Balaam was a wicked man (2Pe 2:15) who had a unique relationship with God; it was well known that he could direct the blessings and curses of God as he wished. (Nu 22:6) Such holy, spiritual power in the wicked is hard to fathom. More mysterious still is God’s willingness to bestow it upon them.
God is pleased to work in and through whom He wills, however He wills (Da 4:35); having spiritual power does not imply holiness or righteousness or any favor at all with God. God is not limited or constrained in the way one might presuppose. Seeking spiritual power for its own sake is evidently then a vain pursuit. We should be seeking God Himself, not merely to wield His power.

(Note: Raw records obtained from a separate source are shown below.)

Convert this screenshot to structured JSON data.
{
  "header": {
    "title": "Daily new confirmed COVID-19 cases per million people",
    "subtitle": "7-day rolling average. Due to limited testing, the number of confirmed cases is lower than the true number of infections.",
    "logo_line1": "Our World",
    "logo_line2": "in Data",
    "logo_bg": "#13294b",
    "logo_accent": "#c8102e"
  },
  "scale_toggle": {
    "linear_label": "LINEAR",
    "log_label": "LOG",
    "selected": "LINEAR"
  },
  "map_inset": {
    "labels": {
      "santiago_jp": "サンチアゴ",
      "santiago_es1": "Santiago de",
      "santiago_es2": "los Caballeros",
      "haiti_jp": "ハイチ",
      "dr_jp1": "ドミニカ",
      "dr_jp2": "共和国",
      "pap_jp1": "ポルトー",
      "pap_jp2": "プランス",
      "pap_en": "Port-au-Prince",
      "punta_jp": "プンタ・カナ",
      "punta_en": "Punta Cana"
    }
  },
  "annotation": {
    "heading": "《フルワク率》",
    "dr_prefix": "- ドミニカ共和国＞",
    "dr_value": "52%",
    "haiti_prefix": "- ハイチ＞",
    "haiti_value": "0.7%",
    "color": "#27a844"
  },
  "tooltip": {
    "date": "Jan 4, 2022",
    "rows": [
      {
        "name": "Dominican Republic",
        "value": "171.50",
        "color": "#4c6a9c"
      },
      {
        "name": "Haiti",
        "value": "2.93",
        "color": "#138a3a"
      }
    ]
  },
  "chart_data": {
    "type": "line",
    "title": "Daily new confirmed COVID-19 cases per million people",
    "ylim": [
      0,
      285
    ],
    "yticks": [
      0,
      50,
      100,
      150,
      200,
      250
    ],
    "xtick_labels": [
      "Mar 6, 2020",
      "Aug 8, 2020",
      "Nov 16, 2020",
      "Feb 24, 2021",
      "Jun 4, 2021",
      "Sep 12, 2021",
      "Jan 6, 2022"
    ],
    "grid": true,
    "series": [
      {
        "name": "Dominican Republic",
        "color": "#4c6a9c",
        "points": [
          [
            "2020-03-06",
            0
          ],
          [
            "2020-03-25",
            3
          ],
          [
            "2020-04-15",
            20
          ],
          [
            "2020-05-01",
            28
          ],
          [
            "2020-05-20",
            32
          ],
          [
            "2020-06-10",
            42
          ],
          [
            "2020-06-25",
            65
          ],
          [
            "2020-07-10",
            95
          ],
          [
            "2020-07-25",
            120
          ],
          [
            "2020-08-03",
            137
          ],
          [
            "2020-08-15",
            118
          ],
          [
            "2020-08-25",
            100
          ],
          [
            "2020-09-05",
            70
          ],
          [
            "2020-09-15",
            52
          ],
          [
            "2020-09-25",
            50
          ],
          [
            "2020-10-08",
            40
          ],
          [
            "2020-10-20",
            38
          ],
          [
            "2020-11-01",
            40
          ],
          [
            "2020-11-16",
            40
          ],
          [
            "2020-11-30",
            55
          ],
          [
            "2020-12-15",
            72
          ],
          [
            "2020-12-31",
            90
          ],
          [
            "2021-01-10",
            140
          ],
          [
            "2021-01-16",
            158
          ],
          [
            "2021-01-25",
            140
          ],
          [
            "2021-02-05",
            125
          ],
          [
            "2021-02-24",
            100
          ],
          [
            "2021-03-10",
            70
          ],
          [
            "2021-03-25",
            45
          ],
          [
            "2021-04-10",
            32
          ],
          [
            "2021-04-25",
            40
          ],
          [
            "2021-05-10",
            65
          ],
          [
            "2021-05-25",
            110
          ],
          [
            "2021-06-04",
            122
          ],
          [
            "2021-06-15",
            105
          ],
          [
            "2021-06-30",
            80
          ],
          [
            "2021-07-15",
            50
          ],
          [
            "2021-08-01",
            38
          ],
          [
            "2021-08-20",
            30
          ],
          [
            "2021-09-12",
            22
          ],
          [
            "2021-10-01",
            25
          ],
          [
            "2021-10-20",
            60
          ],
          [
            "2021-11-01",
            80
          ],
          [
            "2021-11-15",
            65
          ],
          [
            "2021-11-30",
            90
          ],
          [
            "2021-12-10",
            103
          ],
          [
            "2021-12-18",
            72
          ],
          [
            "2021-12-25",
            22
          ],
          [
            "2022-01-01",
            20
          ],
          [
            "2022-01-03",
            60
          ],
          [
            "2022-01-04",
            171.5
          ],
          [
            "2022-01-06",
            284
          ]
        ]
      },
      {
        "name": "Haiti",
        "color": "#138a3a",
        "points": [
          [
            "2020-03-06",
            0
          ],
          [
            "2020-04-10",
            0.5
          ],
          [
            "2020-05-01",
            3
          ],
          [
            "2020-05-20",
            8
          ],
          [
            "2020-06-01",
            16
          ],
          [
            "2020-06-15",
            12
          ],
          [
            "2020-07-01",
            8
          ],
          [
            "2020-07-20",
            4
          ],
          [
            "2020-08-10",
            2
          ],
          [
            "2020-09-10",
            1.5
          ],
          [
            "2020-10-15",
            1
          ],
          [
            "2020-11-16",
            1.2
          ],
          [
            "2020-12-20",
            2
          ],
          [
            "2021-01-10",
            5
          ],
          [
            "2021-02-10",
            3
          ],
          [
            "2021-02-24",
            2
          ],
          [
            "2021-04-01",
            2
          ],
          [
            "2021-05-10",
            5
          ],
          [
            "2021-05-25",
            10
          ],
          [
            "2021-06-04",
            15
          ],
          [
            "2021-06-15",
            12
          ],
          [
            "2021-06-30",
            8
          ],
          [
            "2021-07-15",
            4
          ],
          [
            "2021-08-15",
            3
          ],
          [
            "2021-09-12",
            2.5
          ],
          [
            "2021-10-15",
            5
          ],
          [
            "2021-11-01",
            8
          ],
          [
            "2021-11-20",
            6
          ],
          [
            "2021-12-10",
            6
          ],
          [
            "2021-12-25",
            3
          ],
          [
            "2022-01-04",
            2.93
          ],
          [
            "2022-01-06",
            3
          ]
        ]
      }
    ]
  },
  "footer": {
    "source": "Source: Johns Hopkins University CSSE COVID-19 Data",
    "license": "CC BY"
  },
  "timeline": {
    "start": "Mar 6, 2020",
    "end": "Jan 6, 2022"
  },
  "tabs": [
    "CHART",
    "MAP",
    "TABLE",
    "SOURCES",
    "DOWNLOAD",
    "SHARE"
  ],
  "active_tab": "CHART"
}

Balaam was greedy (Jud 11), using his spiritual influence to benefit himself, willing to irreparably harm God’s precious people to get his way. (Re 2:14) How odd that a man with such a connection to God did not care to serve Him, and was even willing to become His enemy! Perhaps here, as with Lucifer, familiarity bred contempt.
Even so, when the Spirit of God came upon Balaam (Nu 24:2), he could pray the most amazing prayers! One such prayer was: “Let me die the death of the righteous, and let my last end be like his!” (Nu 23:10b)
Dying the death of the righteous, passing from this vale of tears into the brightness of eternal glory, into the arms of our eternal Father, such a beautiful thing! (Ps 116:15) Who would not desire this?
And what contrast! the dreadful end of the wicked! (Ps 73:18-19) How do we even begin to compare the two: eternal death with the homecoming of a child of God! (Php 1:23) Yet we are, even now, comparing, weighing the two: our lives are revealing how we intend to die. (Pr 20:11)
Being on our deathbed, what shall we glory in? (2Co 10:17) What sacrifice made for Him shall we regret? What shall be our desire? (Ps 73:25) Will it be any different for us then than it is now? Not if we’re alive in Christ, walking in the light. (Ga 5:25) To the believer, living is Christ, and dying is gain. (Php 1:21) Only those who live the righteous life may die the death of the righteous. (He 12:14)
Balaam, for all his spiritual power, didn’t die a righteous death (Jos 13:22); he died a friend of the world, an enemy of God. (Ja 4:4) In his divinely inspired praying he did himself no eternal good. Perhaps these were just beautiful words to him, something to impress others.
When spiritual activity is rooted in self-interest, when we use religion to benefit ourselves, to exalt ourselves, how are we any different from Balaam? In such false religion we have our reward, and it’s truly nothing. There’s no excuse for this.